Manchester Collective pays a rare visit to London with a bracing selection of defiantly urban music. It opens with Hannah Peel’s Neon, whose response to city life is summed up by the composer in words that could describe the whole programme: “Opulence, decadence and bustling activity.”

Saturday August 19

Prom 47, François-Xavier Roth conducts Les Siècles with Isabelle Faust

(Felix Broede)

There was a time when period instrument orchestras and modern orchestras were poles apart. For this concert, Les Siècles plays both roles: period for Mozart (including his final symphony), modern for Ligeti’s Violin Concerto, with Isabelle Faust the soloist. There aren’t many outfits that could manage that combination.

Sunday August 20

Prom 55, Andris Nelsons conducts Boston Symphony Orchestra with Jean-Yves Thibaudet

Three of the four works on Nelson’s programme have the energy to bring any concert to a rousing climax. Ravel’s La Valse is preceded by Stravinsky’s Petrushka and Gershwin’s Piano Concerto (soloist Jean-Yves Thibaudet). Exalted company for the European premiere of Carlos Simon’s Four Black American Dances, as yet an unknown quantity.

Saturday August 26

Prom 56, Simon Rattle conducts London Symphony Orchestra

Sir Simon Rattle rehearsing with the LSO (PA)
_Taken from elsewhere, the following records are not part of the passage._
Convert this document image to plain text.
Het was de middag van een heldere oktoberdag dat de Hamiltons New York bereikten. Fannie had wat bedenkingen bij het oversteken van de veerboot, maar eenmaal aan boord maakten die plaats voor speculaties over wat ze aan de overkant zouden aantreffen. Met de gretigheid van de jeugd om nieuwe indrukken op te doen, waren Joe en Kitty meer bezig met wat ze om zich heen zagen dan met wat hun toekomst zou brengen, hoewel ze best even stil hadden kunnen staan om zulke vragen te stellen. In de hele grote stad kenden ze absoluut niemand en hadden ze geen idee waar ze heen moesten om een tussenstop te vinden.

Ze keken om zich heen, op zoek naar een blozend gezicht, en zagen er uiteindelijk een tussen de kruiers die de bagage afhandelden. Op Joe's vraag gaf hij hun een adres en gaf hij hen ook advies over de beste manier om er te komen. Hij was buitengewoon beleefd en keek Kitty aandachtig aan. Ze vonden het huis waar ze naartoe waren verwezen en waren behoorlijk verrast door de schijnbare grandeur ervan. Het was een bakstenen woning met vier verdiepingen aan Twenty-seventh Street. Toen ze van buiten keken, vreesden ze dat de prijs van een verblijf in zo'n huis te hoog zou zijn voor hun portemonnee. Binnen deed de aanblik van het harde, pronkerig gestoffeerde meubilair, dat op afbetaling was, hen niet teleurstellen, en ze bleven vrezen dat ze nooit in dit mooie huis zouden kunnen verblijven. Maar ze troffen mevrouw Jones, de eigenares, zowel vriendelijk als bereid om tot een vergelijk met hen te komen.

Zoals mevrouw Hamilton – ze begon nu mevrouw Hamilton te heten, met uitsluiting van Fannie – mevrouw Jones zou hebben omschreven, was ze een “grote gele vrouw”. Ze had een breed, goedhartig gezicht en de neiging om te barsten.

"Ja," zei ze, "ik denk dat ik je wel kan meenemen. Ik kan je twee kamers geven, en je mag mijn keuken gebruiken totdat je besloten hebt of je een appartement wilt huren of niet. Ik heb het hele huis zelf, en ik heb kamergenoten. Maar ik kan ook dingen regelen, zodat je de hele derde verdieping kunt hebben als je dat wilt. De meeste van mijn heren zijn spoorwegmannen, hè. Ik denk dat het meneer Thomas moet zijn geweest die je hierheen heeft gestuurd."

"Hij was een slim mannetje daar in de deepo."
The end of an era? This will be Rattle’s final performance as LSO music director. As valedictions go, it’s heartfelt: he’ll be conducting Mahler’s Ninth Symphony with its repeated ’farewell’ motif. Rattle may be leaving, but it’s hard to believe that he won’t be back, if only fleetingly. Meanwhile, enjoy him while he’s still here.

Sunday August 27

Prom 61, Anthony Parnther conducts Chineke! Orchestra

As Europe’s first professional orchestra of majority black and ethnically diverse musicians, Chineke! prides itself on performing black composers. To be sure, Haydn and Beethoven are on the programme, but so are Samuel Coleridge Taylor, US composer Coleridge-Taylor Perkinson (named after his British predecessor) and Valerie Colman’s 2020 tribute to health workers, Seven O’Clock Shout.

Friday September 21

Prom 62 and 63, Nicholas Collon conducts Aurora Orchestra

It’s Aurora Orchestra’s party trick: playing a complete work by heart, no scores allowed. This is the toughest nut it’s had to crack so far – Stravinsky’s The Rite of Spring. Conductor Collon will have to be on his toes. We’re also promised a dramatisation of events surrounding the infamous fiasco of its 1913 premiere.

Saturday September 2

Prom 64, John Eliot Gardiner conducts Berlioz’s The Trojans

John Eliot Gardiner celebrated his 80th birthday in April. Time to slow down? Not a bit of it. Four hours long, Berlioz’s The Trojans is among opera’s biggest challenges, a rarity in opera houses let alone at the Proms. The starry cast includes tenor Michael Spyres, alongside Gardiner’s dynamic Orchestre Révolutionnaire et Romantique.

Sunday September 3

Prom 66 and 67, Rufus Wainwright and BBC Concert Orchestra


Wainwright has never been one to look backwards but for these two Proms, he revisits first his 20-year-old Want One album – “filled with the stuff of greatness” wrote one critic – and then its follow-up, Want Two. Both were elaborately orchestrated; here, Wainwright goes several steps further, adding the full BBC Concert Orchestra to the mix.

Tuesday September 5

Prom 68, Thomas Gould directs Britten Sinfonia

Despite losing its Arts Council grant last year, Britten Sinfonia soldiers on, determined to remain one of the country’s most versatile and inventive ensembles. Its Prom swings back and forth between the baroque and modern takes on the baroque, with Max Richter’s witty dismantling and reassembling of Vivaldi’s Four Seasons as its climax.